Forever 33

Description

175 pages
$16.95
ISBN 0-7710-1809-6

Year

1982

Contributor

Reviewed by Janet Money

Janet Money is a writer and policy analyst for the Canadian Cystic
Fibrosis Foundation in Toronto.

Review

A soldier knows that he will die, and buried deep he’ll be. The digger may live to ninety-nine but he’ll stay thirty-three.

McClelland and Stewart did not declare a winner in the 1980 Seal First Novel Competition, but it did publish this entry, Forever 33.

Byfield has set his short novel in a fictional Alberta town called Brerry, during the Depression. The gravedigger who quotes the rhyme above is a mysterious stranger who qualifies for the job with the statement, “It’s many dealings I’ve had with death.”

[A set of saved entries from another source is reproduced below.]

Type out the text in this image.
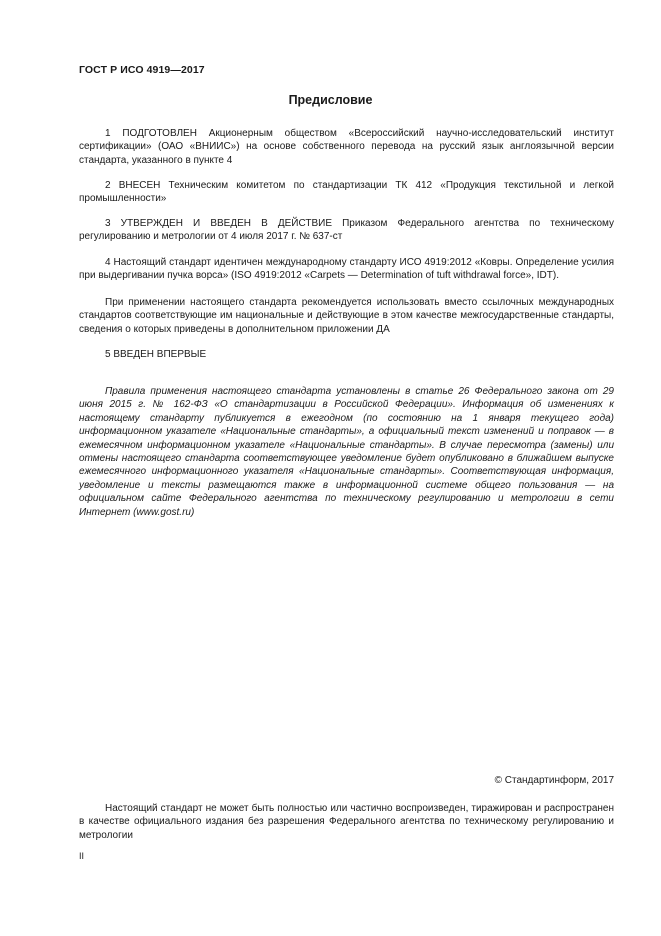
ГОСТ Р ИСО 4919—2017
Предисловие
1 ПОДГОТОВЛЕН Акционерным обществом «Всероссийский научно-исследовательский институт сертификации» (ОАО «ВНИИС») на основе собственного перевода на русский язык англоязычной версии стандарта, указанного в пункте 4
2 ВНЕСЕН Техническим комитетом по стандартизации ТК 412 «Продукция текстильной и легкой промышленности»
3 УТВЕРЖДЕН И ВВЕДЕН В ДЕЙСТВИЕ Приказом Федерального агентства по техническому регулированию и метрологии от 4 июля 2017 г. № 637-ст
4 Настоящий стандарт идентичен международному стандарту ИСО 4919:2012 «Ковры. Определение усилия при выдергивании пучка ворса» (ISO 4919:2012 «Carpets — Determination of tuft withdrawal force», IDT).
При применении настоящего стандарта рекомендуется использовать вместо ссылочных международных стандартов соответствующие им национальные и действующие в этом качестве межгосударственные стандарты, сведения о которых приведены в дополнительном приложении ДА
5 ВВЕДЕН ВПЕРВЫЕ
Правила применения настоящего стандарта установлены в статье 26 Федерального закона от 29 июня 2015 г. № 162-ФЗ «О стандартизации в Российской Федерации». Информация об изменениях к настоящему стандарту публикуется в ежегодном (по состоянию на 1 января текущего года) информационном указателе «Национальные стандарты», а официальный текст изменений и поправок — в ежемесячном информационном указателе «Национальные стандарты». В случае пересмотра (замены) или отмены настоящего стандарта соответствующее уведомление будет опубликовано в ближайшем выпуске ежемесячного информационного указателя «Национальные стандарты». Соответствующая информация, уведомление и тексты размещаются также в информационной системе общего пользования — на официальном сайте Федерального агентства по техническому регулированию и метрологии в сети Интернет (www.gost.ru)
© Стандартинформ, 2017
Настоящий стандарт не может быть полностью или частично воспроизведен, тиражирован и распространен в качестве официального издания без разрешения Федерального агентства по техническому регулированию и метрологии
II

John Evans, a World War One veteran and amputee, also proves to be familiar with the lives of various townspeople. He understands the minister’s personal crisis, the hardware store owner’s seven-year itch and a youth’s desire to murder his insane father. And he quietly solves these problems, one after another, before slipping away to a more natural home, in London during the Battle of Britain. This digger is a soldier, and he does not live to ninety-nine.

Forever 33 tells a simple, mildly amusing story and makes few demands on the reader. Byfield’s dialogue is occasionally wooden, but his scenes are well drawn and his characters are interesting. This first novel is not an award-winner, but it shows promise of better things to come.